Hopefully Ginn sticks around, especially being a former Hen, but UD needs to win this year - you don't bring a guy like Devlin in and just hope to be .500. UD, with Devlin and the defense that's returning, should be a playoff team this year and you can't just hope your OC is up to the task.

henfan
January 30th, 2009, 09:43 AM
Do many Blue Hen fans fault Ginn for the struggles last year?

Fans don't have the insight on the OC job to either fault or remove blame from Ginn. You'd have to think that most who follow the program understand the lack of available talent at key positions in '08. (I do agree with GF's 'Turtle Offense' comment, though we don't know whose decision that was.)

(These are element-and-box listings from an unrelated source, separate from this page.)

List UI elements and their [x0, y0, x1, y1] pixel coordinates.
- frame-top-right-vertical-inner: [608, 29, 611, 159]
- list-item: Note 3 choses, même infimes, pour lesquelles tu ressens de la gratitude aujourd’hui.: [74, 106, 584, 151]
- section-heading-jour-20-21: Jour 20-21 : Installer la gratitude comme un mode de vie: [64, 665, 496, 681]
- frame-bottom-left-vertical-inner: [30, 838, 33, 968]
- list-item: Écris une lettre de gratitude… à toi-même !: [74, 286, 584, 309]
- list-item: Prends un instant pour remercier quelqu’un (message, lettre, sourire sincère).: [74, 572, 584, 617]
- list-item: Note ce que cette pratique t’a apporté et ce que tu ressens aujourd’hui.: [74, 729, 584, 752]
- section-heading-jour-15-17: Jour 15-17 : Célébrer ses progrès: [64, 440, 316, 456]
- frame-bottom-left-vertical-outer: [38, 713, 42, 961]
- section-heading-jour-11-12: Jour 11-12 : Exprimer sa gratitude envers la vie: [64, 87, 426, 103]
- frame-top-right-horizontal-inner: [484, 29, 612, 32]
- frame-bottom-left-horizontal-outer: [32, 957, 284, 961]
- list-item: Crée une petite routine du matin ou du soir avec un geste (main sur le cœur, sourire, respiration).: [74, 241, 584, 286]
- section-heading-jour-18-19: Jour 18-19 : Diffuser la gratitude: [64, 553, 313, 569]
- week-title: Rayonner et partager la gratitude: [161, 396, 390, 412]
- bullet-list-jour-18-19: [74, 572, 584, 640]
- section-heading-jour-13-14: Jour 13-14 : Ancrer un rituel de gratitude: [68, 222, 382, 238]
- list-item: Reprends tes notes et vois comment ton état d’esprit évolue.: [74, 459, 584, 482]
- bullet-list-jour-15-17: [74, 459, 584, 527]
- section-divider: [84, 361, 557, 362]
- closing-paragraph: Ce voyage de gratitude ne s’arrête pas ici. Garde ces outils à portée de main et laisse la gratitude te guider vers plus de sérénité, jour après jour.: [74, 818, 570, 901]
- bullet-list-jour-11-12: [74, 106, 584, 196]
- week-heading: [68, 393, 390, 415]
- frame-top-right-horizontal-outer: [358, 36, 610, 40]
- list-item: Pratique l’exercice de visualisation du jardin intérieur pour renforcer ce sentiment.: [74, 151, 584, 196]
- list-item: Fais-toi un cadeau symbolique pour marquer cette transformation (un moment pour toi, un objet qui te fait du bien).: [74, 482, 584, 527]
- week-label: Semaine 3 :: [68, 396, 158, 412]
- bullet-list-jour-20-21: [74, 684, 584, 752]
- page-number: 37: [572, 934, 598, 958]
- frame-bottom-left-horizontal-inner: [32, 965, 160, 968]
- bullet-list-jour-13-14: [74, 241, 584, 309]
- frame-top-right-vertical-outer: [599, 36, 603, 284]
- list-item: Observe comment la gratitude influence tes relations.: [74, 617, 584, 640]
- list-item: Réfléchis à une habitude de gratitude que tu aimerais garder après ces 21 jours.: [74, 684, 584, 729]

The guy who has the best insight on what went wrong last year, Keeler, was the person who obviously felt a change was needed. He's the one whose career will be most impacted by these type of decisions. As fans, we have to support the move and hope that it works out. If not, Keeler will be held accountable, as well he should.

89Hen
January 30th, 2009, 09:54 AM
(an average QB could've led to UD winning the Furman, Maine, UMass, and W&M games, IMO). But I also felt that Ginn was terribly uncreative in addressing the shortcomings on offense. I called it the Turtle Offense - we pretty much went into a shell and didn't threaten to do anything on offense.
FWIW, I think the turtle offense may have kept UD in a couple games last year that an open offense could have had fall apart quickly... namely the Maryland game. What happened the two times they tried something different?... Interceptions on both. xpeacex

GannonFan
January 30th, 2009, 10:20 AM
FWIW, I think the turtle offense may have kept UD in a couple games last year that an open offense could have had fall apart quickly... namely the Maryland game. What happened the two times they tried something different?... Interceptions on both. xpeacex

I agree the Maryland game was kept close because the offense was, ironically, very turtle like. However, I wasn't necessarily talking about opening it where the QB just throws it around. With the QB we had, there should've been more screens, more belly-read options, more easy passes for him to hit, more times where they kept an extra blocker in to help pass protect when they would try going deep (the Richmond game was one - only kept a TE in once to pass block and the QB had more than enough time - it was akin to watching that Eagles/Giants game two years ago where Winston Justice was getting mauled and the Eagles never did anything to give him help), etc. To me, it seemed like they stayed with the Flacco-type offense even though Flacco was gone, or they just shut it down entirely and hoped the defense could score the points.